Thursday, June 6th, 2019


Written Submission
- to the Culture, Welsh Language and Communication Committee


* Will the new Curriculum for Wales enhance opportunities for Welsh   history and culture to be taught from a Welsh perspective?

          The opportunities for teaching from a Welsh perspective could well be enhanced by the new curriculum - but only if ESTYN are tasked with looking for evidence that it is consistently being taught, and that WJEC exam questions eventually test for it. There may well be the opportunity for some schools to pay ‘lip service’ to this instead of embedding it as a basis for their schemes of work, however.

* What opportunities will the new curriculum offer for the teaching of    Welsh local and national history?

          The aim is for local topics to be studied, which could then lead to discussions about regional, national, British, European or even World matters. This will allow pupils to explore their local history, as well as the national history of Wales, but it will very much depend on the ability of their teachers to develop suitable schemes of work. Unfortunately, we have not yet had access to any exemplar materials for this, but we assume that the Humanities Pioneer Schools have already provided guidance for their partner schools. If resources are not readily available then teachers may well revert to using their ‘tried and tested’ materials, and opportunities for studying topics on local medieval history, for example, may be lost.

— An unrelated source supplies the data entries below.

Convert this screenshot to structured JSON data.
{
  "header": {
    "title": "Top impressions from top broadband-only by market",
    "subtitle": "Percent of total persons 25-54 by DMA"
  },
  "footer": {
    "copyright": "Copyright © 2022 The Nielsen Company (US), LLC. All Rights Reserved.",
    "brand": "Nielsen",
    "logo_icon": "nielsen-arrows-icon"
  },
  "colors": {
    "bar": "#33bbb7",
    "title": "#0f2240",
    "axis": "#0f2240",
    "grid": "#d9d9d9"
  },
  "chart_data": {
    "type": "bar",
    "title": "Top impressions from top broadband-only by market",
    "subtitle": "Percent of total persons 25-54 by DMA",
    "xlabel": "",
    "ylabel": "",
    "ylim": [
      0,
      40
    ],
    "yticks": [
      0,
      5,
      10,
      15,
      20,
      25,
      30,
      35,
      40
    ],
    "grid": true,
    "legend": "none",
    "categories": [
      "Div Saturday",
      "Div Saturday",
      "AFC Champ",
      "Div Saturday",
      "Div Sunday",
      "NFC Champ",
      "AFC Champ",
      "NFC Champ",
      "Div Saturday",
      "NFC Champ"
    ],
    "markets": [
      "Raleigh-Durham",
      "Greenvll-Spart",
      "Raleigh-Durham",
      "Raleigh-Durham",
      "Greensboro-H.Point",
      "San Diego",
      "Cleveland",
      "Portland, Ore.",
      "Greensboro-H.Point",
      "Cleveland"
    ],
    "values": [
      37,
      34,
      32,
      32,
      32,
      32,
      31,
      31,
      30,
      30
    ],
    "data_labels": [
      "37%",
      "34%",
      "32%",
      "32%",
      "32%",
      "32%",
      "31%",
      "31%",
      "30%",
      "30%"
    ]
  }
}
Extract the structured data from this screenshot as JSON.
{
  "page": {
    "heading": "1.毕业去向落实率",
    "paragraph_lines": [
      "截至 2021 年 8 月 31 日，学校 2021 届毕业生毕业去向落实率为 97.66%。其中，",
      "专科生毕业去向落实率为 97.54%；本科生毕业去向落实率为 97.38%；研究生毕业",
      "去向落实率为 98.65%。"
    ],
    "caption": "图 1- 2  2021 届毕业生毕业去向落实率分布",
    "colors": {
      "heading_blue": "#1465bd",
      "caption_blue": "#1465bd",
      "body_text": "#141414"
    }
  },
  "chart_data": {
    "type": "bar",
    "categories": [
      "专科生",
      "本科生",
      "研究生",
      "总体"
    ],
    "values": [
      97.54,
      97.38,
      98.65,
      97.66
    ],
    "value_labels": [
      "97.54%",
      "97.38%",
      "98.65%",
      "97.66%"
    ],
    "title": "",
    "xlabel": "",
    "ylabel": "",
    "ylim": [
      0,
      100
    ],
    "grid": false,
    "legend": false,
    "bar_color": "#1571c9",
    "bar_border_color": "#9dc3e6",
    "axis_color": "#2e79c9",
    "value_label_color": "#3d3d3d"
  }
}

* In what way, if any, will teachers be constrained in the teaching of Welsh      history and culture?

          As mentioned above, teachers may well be constrained by a lack of suitable resources - but also, due to the lack of prescription in the new curriculum, schools will most probably study different topics to those in other parts of the country simply due to their location. That is, pupils living in the valleys of South Wales may well end up with an in-depth knowledge of the coal industry, but will probably have very little knowledge of the slate industry in Gwynedd; the Epynt clearances in Powys; the Rebecca Riots in West Wales; etc.

* How might the teaching of Welsh history and culture be affected by the         greater discretion for schools in the content of what is taught?

          The new curriculum aims to be non-prescriptive and to focus on “fundamentals”. For the past three years, however, the Society’s main concern has been that teachers and schools would be able to by-pass historical topics or periods if they so wished. For this reason, we are keen to have some ‘general prescription of study’ so that topics from each of the main periods are covered. For example, topics could be studied from: Celtic and Roman Wales; The Age of the Saints; The Age of the Princes; The Tudors and Stuarts; The Industrial Revolution; and the 20th century. We also recommend the use of timelines so that pupils can place events in a chronological order more easily. The draft curriculum does refer to ‘chronological maps’ but we strongly suggest that the topics are also taught in a chronological order wherever possible. We feel that the new curriculum should have a list of ‘must haves’, i.e. topics that all the pupils in the country need to be taught so that they have a rounded knowledge of the events which have formed modern-day Cymru. Teachers must then be supported in developing appropriate schemes of work through the availability of suitable bilingual and multimedia resources.